Meaning: Cotgrave, definining Philogrobolizé du cerveau, or philogrobolized in the brain:
intoxicated, astonied, bedunced, at his wits end.Usefulness: 1 (Besides that use, there's also the one suggested in The Horologicon: "It conveys a hangover, without ever having to admit that you've been drinking.")
Logofascination: 1 (Sir Thomas brought it into English, and has the only citation in the OED, but Rabelais might've formed this. It's related to metagrobolize - tomorrow's word - and the OED suggests that the philo- is the traditional compound, meaning love, but I suspect that it is meant to suggest philosophy or philosophising; their brains are overcome by too much thinking. I must admit to also being rather fond of the phrase philogrobolized in their brains.)
In the wild: no; the only other uses I've found are in other translations of Rabelais, or, as mentioned, The Horologicon.
Degrees: 1 (Again with the dilemma! Sir Thomas certainly gets citation rights in the OED, and is possibly responsible for creating the English word, but it already existed in French; this is where the sola tag comes in handy.)

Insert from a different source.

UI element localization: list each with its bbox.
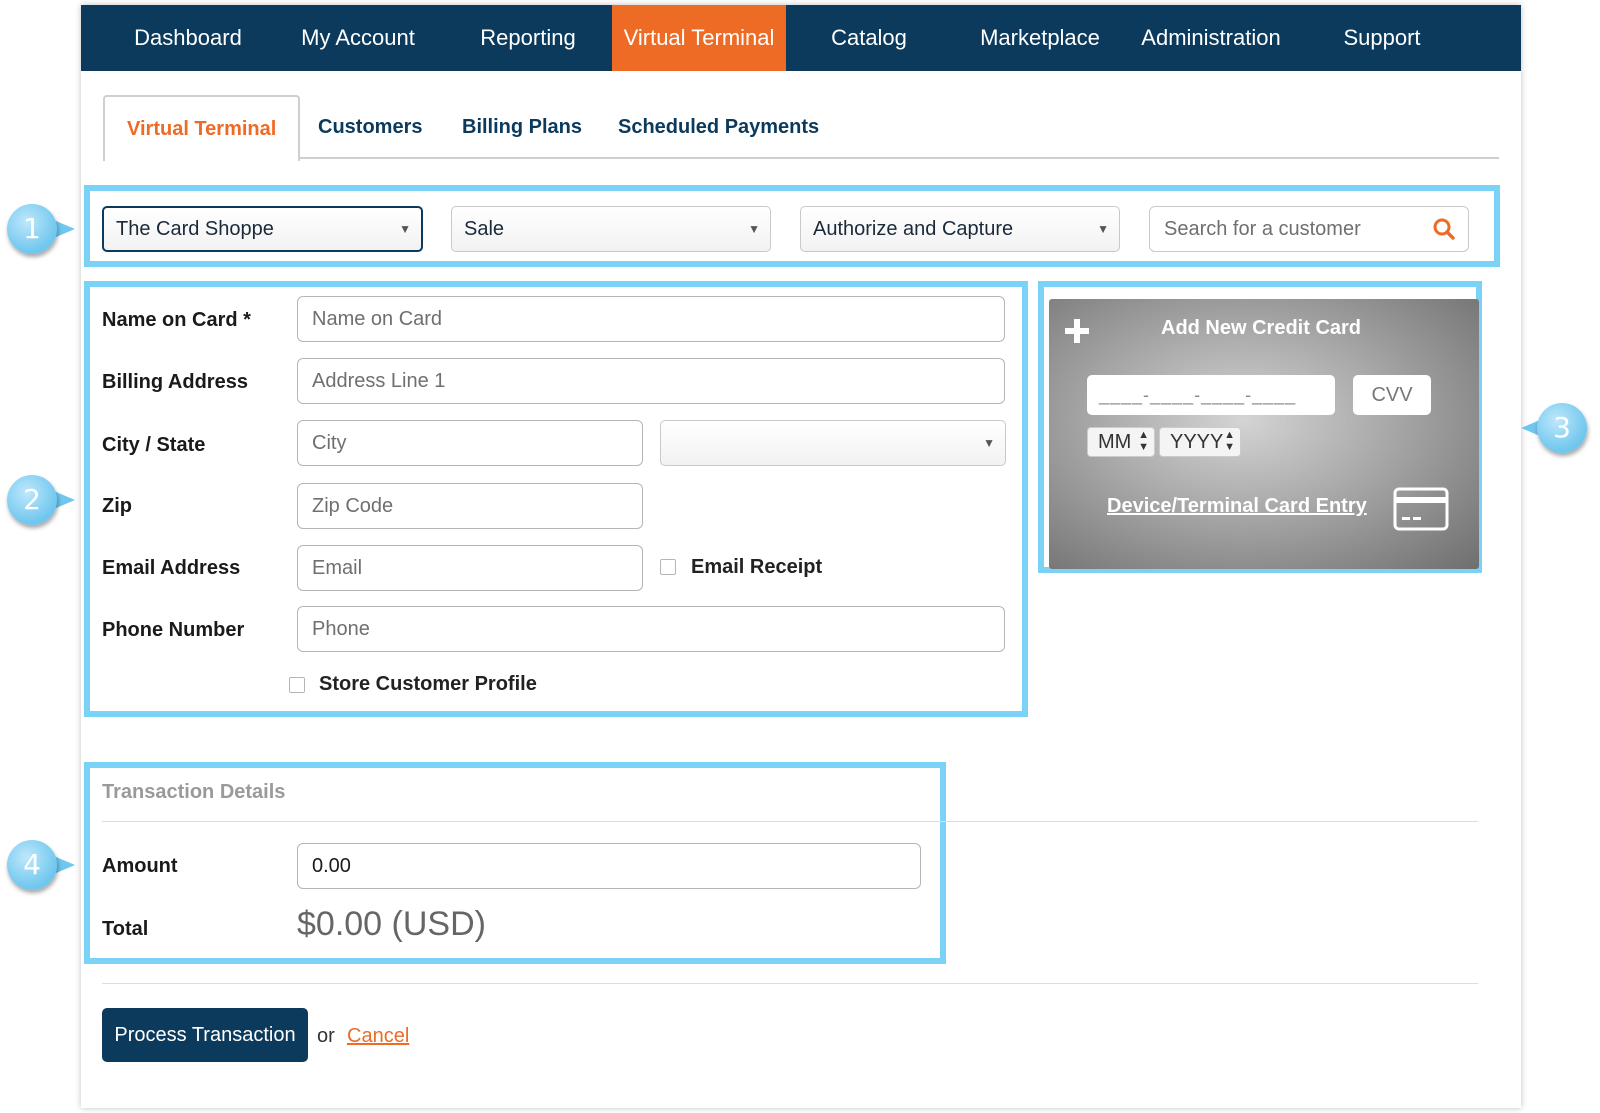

Which is used in: G&P, Book the Second, X: How Pantagruel judged so equitably of a controversy, which was wonderfully obscure and difficult, that, by reason of his just decree therein, he was reputed to have a most admirable judgment. The only time Rabelais or Sir Thomas use this word; Pantagruel has bested all the sophisters of Paris, and his reputation has spread. There is a particularly difficult law case which has caused a number of learned judges to be:
at their wits' end, all-to-be-dunced and philogrobolized in their brains,As per the chapter title, Pantagruel judges it with great wisdom. You might recognise those synonyms from Cotgrave, above; Rabelais was satisfied with philogrobolisez de cerveau.